First, the existence of a connection between two factoids can change (perhaps dramatically) the weight associated with both of them. So, theoretically at least, the potential association between each pair of factoids should be explored. In complexity terms, the number of comparisons is quadratic in the number of factoids: if there are 100 factoids, the  there are 100×100 possible connections. Calculations that have complexity quadratic in the size of their inputs are just on the boundary of the practically doable — possible for small numbers of inputs, but taking too long for larger numbers of inputs. For 1,000,000 factoids per day, the number of pairwise connections to check is 1,000,000,000,000,  just doable on special-purpose hardware at a central site. In practice, I suspect that only a smallish subset of these connections are actually considered in real-time, so there is now the possibility of failing to connect two dots just because there are a lot of dots and therefore a lot more possible connections.

It gets worse. When a new connection changes the weights of the factoids that it connects, these changed weights now affect other factoids to which they are connected; and these in turn propagate a changed weight to the factoids to which they are connected; and so on. In other words, discovering a new connection between two factoids can alter the perceived weight of many, even all, of the other factoids. This means, among other things, that it’s hard to work with just part of the graph, because a change made somewhere else can radically change the meaning of the part.

It gets even worse. The connections themselves, and aggregates of the connections, can become meta-factoids. For example, the fact that person A communicates with person B via phone but person B communicates with person A by email is potentially a useful factoid, revealing something about the communication infrastructure each has access to, their attitudes to it (perhaps their perception about security risks of different technologies), and even that they are trying to communicate covertly (since most people communicate symmetrically). The connections between factoids create a web or graph whose structure at many different levels can reveal relationships among the factoids that change their individual significance.

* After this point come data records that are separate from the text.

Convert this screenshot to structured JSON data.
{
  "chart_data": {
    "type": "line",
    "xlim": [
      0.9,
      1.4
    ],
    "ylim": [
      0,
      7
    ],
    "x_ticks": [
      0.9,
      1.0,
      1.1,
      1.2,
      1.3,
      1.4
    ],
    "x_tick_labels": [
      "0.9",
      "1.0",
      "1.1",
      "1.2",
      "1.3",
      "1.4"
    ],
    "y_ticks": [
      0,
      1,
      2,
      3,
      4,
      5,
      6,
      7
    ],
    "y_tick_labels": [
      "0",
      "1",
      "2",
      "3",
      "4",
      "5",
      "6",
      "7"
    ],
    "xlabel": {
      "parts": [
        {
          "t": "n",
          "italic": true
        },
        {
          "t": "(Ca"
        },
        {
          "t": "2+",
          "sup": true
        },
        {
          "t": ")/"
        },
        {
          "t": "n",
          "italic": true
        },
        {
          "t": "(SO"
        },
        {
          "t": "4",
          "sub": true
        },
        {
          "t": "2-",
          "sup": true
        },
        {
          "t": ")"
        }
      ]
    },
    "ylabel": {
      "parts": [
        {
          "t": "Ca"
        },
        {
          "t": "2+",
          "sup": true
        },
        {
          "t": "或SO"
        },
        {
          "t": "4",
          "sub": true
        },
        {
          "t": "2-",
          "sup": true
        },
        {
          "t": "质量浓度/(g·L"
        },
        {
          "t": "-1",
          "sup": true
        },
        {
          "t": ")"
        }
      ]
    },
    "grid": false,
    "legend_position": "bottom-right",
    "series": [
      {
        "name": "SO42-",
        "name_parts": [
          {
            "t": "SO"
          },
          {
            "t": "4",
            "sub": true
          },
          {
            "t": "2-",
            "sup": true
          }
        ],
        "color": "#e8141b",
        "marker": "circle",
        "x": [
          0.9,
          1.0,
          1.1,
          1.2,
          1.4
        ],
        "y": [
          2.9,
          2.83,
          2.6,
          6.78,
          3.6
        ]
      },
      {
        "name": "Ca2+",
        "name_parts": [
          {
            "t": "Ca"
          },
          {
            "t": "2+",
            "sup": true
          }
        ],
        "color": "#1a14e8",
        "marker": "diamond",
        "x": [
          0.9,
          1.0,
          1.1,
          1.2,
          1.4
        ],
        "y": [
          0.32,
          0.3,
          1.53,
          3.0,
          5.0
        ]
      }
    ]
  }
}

The bottom line is that it’s extremely hard to find sets of dots with interesting connections. Part of this is the sheer complexity of the data structure and the algorithms that would be required. But we actually don’t know much about the useful algorithms. These webs or graphs have many emergent properties. If we understood them, there are surely ways to focus attention on only parts of the data that have the greatest potential to lead to interesting factoids and connections. Network science is emerging as a new area of research where exactly these kinds of questions are being explored, but it is in its infancy, and we know only the most rudimentary properties of such structures: the common appearance of power laws, preferential attachment as a construction mechanism, some measures of importance of nodes within a graph, and so on. But the big theories remain elusive.